Scouting exists in Kosovo both as part of the Savez Izviđača Srbije as well as independent groups.

A report on the current situation and possible perspectives was published by the European Scout Region . The report mentions at least five different organizations:
- Savez Izviđača Kosova i Metohije is the regional council of the Savez Izviđača Srbije, member of the World Organization of the Scout Movement
- the Qendra Nacionale e Vëzhguesve të Kosovës (National Scout Center of Kosovo), a provisional member of the World Federation of Independent Scouts (WFIS)
- Kosovo Scout Association
- Kosovo Scout Federation
- Kosova'da İzcilik Teşkilatlanması (Scouts of Kosovo), member of the World Organization of Independent Scouts (WOIS).

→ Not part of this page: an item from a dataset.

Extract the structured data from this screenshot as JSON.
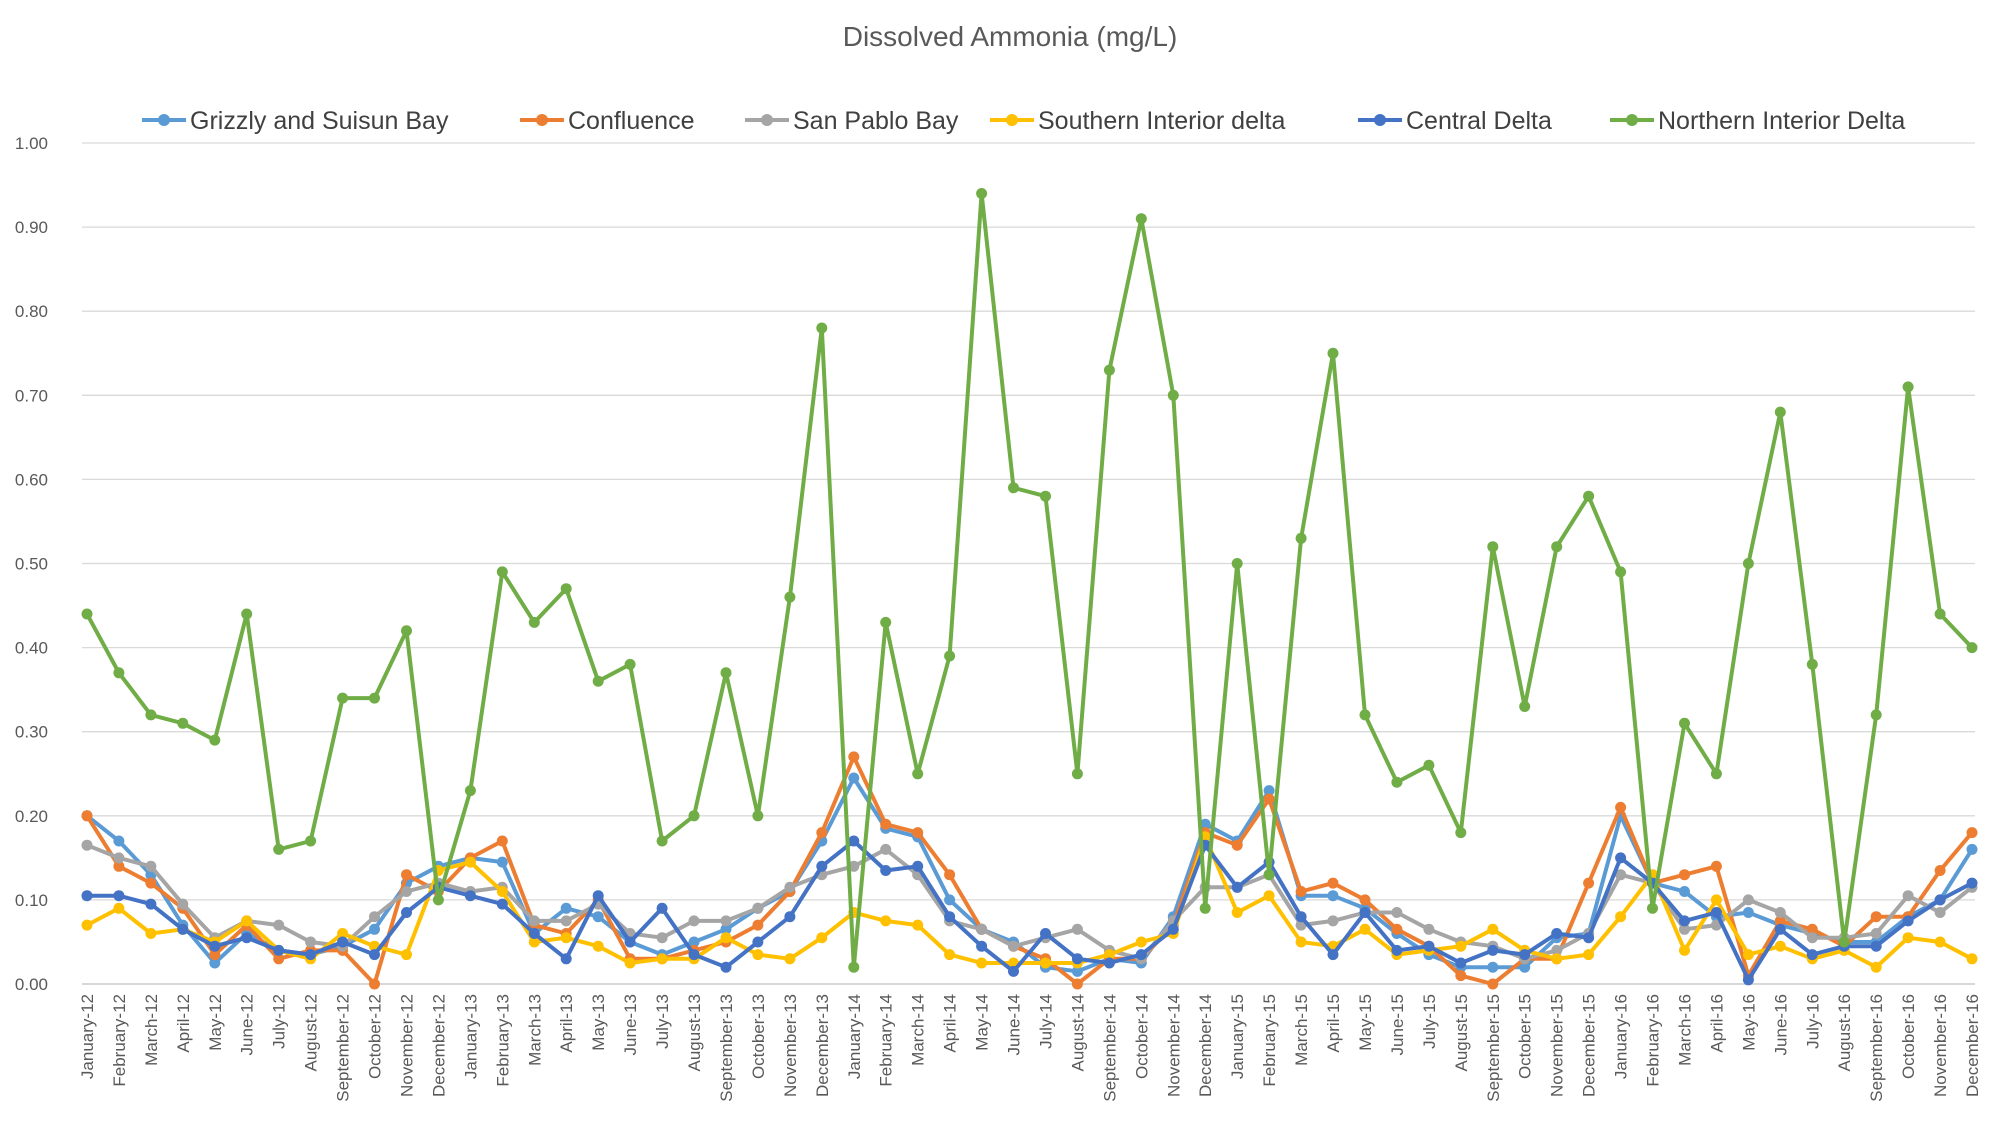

- Lidhja e Vëzhguesëve Rinia e Kosovës/Kosova Genç Izciler Birliği/Savez Izvidjača Omladine Kosova (LVRK, Youth Scouts League of Kosovo)

The Scout Motto is Буди Спреман (Budi Spreman) in Serbian, translating as "Be Prepared", and Ji Gati, "Be Prepared" in Albanian. The common Serbian term for all members, regardless of section, is "Izviđač" (meaning "Scout"). The Albanian noun for a single Scout is Skaut.